El objetivo de blindarse en el coliseo vigués resulta complicado para un equipo con un pobre balance en casa desde que comenzó el campeonato: obtuvo 17 de los 33 puntos en juego; o lo que es lo mismo, ganó cuatro partidos, empató cinco y perdió dos.
Con esta trayectoria, el Celta se ha ganado a pulso el ser uno de los menos fiables de la categoría cuando juega ante su afición. En esta particular clasificación sólo le superan con peores registros siete clubes: Racing, Xerez, Hércules, Sporting, Albacete, Nástic y Poli Ejido. De éstos, solamente los gijoneses -con 36 puntos- mantienen aspiraciones de podio. Por contra, el conjunto de El Ejido, que ocupa la última plaza, ha logrado un punto menos que los célticos en este apartado.
Con margen todavía para reaccionar, en el vestuario vigués no pierden la esperanza de enderezar el rumbo. Matías Lequi, por ejemplo, señalaba ayer que Balaídos no supone ninguna "presión" para el Celta, más bien todo lo contrario, según el zaguero argentino. "De una vez por todas tenemos que hacernos fuertes en casa", reconoce Lequi, para quien las dimensiones del campo favorecen a los celestes. "A mí personalmente me gusta jugar en Balaídos porque el rival te deja espacios, si bien se te cierra y te juega a la contra".
El defensa, que mañana cumplirá un partido de sanción por las dos tarjetas amarillas de Eibar, se muestra confiado en la calidad técnica de sus compañeros para "intentar hacer el mejor fútbol posible".
Transcurridas ya veinticinco jornadas de Liga, el Celta le ha ofrecido pocas alegrías a la afición. Balaídos, que la temporada pasada fue clave en el descalabro del equipo vigués, va camino de ser testigo de un nuevo fracaso deportivo.

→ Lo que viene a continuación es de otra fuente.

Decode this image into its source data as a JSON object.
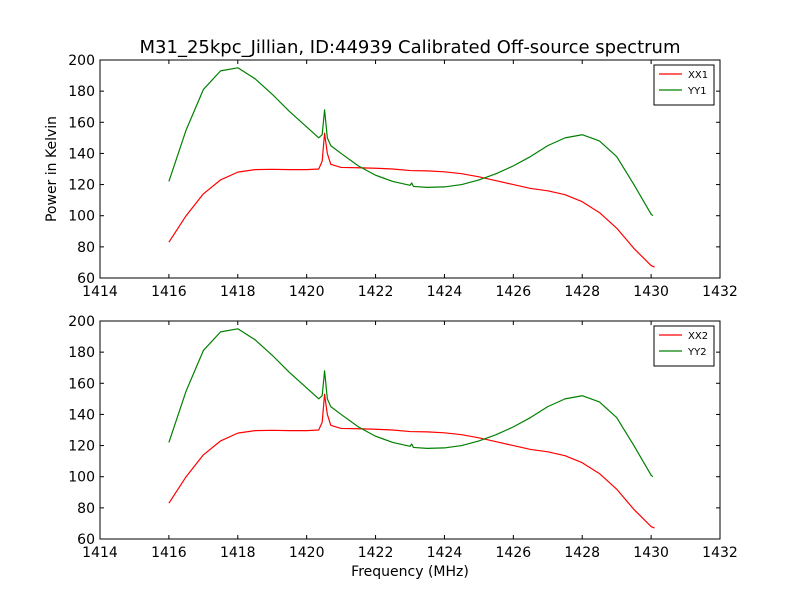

A falta de dieciocho partidos para concluir el campeonato, el coliseo vigués aparece todavía como una posible solución para enmendar la irregular trayectoria del equipo de López Caro, que ha sido incapaz de mejorar los registros de su antecesor en el banquillo. Mientras Stoichkov sumó 7 puntos en cuatro partidos en Vigo, el técnico andaluz lleva 10 en siete compromisos.
Y ante el Polideportivo Ejido se inicia la carrera contrarreloj que puede conducir al cuadro vigués a la máxima categoría o condenarlo a permanecer en Segunda durante un periodo que nadie se atreve a calcular.